744 Series Combustion

Carbon and Sulfur by Combustion

With our 744 series, you may redefine how you determine carbon and sulphur in metals, ores, and other inorganic materials. The 744 takes advantage of our immersive Cornerstone® brand software platform and a number of features, such as an improved IR cell design and available automation, come together to increase usability, lab productivity, and lower your cost-per-analysis, thanks to extensive customer feedback and innovative engineering.


Furnace with a high frequency.

  • To encourage complete combustion, an integrated oxygen lance supplies the crucible with high-purity oxygen.
  • Induction furnace with a frequency of 18 MHz and a power of 2.2 kW for fast and steady burning.
  • Autoloaders with 10- and 60-sample capacity are available as options for hours of worry-free operation.
  • Dust and debris are kept contained using a high-velocity vacuum system.
  • Design of the IR cell has been improved.
    Increased protection from ambient temperature variations is provided by temperature stabilised structure.
  • IR cell lifetime and long-term stability are improved by improved emitter control and detection circuitry.

Theory of Operation

The CS744 carbon/sulfur analyzer is designed to evaluate carbon and sulphur content in metals, ores, ceramics, and other inorganic materials over a wide range of temperatures. The instrument is equipped with bespoke software that is optimised for touch operation.

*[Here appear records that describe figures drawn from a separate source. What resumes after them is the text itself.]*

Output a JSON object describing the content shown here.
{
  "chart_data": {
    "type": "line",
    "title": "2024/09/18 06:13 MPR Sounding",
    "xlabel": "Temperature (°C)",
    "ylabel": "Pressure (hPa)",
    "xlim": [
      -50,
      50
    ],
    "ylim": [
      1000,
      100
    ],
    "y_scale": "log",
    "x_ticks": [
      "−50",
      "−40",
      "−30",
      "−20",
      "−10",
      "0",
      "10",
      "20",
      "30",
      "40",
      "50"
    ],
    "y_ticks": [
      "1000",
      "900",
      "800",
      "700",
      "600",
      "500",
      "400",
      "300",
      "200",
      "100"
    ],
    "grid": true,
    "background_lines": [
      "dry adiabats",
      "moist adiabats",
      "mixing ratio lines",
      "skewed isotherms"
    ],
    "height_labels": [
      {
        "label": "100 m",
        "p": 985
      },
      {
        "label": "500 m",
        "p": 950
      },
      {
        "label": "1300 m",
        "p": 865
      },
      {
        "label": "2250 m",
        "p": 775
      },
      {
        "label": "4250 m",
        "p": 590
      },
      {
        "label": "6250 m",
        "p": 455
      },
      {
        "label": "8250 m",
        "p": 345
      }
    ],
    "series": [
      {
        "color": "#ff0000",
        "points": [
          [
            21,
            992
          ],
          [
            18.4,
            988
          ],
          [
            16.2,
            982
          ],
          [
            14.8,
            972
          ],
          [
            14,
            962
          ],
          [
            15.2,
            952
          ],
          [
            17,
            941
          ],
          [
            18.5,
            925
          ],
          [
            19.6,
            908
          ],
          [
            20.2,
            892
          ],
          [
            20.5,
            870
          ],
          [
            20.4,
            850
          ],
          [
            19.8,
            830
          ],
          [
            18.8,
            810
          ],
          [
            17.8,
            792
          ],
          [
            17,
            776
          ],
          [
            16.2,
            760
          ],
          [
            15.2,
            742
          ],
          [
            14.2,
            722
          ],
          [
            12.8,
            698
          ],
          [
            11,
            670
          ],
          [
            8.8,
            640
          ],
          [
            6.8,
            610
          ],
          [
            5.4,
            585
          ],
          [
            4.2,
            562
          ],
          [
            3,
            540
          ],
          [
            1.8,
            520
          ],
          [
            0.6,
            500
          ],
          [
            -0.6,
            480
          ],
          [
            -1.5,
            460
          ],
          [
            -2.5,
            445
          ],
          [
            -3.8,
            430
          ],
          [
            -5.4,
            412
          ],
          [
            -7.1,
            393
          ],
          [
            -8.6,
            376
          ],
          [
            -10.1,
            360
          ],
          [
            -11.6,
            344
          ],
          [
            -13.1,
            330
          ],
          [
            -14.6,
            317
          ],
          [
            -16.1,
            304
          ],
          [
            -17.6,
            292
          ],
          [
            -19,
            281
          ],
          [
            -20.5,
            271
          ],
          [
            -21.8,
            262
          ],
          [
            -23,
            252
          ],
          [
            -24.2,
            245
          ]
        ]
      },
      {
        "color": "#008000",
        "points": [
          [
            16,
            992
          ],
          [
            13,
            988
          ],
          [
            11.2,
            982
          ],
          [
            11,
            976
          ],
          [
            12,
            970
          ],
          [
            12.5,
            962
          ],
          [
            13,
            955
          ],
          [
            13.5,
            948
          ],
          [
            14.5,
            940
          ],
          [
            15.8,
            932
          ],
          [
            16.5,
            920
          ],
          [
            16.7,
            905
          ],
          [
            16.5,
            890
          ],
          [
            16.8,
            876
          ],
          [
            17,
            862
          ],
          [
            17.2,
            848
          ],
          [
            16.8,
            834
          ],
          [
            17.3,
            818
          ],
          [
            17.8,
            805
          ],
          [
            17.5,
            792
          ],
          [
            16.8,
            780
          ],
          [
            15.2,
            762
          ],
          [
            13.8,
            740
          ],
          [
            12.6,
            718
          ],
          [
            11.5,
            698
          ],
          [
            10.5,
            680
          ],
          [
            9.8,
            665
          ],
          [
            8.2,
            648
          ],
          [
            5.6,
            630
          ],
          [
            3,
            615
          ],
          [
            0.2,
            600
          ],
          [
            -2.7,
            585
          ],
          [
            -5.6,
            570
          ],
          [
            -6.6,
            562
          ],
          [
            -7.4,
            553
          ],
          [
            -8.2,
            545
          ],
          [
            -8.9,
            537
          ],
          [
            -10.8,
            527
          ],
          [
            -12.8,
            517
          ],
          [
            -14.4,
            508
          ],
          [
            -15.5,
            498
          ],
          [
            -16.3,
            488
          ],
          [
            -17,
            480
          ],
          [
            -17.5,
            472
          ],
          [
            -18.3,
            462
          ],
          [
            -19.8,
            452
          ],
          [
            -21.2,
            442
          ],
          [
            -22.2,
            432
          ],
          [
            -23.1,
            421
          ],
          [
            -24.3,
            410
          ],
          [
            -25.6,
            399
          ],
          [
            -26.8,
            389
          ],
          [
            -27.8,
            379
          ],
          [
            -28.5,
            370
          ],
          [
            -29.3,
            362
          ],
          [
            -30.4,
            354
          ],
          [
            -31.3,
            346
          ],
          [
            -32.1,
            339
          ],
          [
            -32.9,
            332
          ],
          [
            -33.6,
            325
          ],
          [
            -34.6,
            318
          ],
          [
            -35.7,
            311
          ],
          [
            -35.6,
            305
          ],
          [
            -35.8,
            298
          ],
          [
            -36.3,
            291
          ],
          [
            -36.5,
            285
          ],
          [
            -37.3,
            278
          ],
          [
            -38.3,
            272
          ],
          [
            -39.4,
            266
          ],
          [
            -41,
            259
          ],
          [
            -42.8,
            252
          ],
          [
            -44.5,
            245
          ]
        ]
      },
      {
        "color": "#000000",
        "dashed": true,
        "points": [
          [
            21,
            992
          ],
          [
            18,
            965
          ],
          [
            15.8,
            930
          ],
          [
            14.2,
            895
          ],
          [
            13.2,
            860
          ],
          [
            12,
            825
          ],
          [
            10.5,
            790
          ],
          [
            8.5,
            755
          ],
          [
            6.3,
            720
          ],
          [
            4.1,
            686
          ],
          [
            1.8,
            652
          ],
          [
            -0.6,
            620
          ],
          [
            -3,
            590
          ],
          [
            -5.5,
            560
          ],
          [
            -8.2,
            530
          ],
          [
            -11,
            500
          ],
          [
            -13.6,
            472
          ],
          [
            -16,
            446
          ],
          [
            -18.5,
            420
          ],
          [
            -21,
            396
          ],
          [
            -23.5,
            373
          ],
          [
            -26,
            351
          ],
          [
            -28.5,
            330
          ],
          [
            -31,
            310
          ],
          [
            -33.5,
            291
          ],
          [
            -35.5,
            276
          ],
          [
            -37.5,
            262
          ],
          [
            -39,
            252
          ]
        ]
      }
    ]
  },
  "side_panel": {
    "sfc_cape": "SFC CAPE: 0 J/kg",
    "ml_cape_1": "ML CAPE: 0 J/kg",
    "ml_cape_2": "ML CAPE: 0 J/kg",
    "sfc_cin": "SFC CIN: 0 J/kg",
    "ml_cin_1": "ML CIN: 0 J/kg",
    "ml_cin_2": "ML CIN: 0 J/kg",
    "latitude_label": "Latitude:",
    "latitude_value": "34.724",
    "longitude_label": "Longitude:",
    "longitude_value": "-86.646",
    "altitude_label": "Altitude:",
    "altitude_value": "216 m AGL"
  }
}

RF induction is used to heat a pre-weighed sample of around 1 gramme that is combusted in a stream of oxygen. Carbon and sulphur in the sample are oxidised to CO2 and SO2, then swept by the oxygen carrier through a drying reagent and into an NDIR cell, where sulphur is detected as SO2. The gas flow continues past a heated catalyst, where carbon monoxide (CO) is transformed to CO2 and sulphur trioxide (SO2) is turned to SO3, which is then filtered out. Another NDIR cell then detects carbon as CO2. To avoid interference from natural variations in atmospheric pressure, a pressure controller is utilised to maintain constant pressure in the NDIR cells. The final component in the flow stream is an electronic flow sensor, which is used to monitor the carrier flow for diagnostic purposes.

CO2 and SO2 absorb infrared (IR) light at distinct wavelengths within the IR spectrum, which is how non-dispersive infrared cells work. As gases move through IR absorption cells, incident IR energy at these wavelengths is absorbed. Unknown sample concentrations are determined in relation to calibration standards. Prior to each study, reference measurements of pure carrier gas are taken to reduce interferences from instrument drift.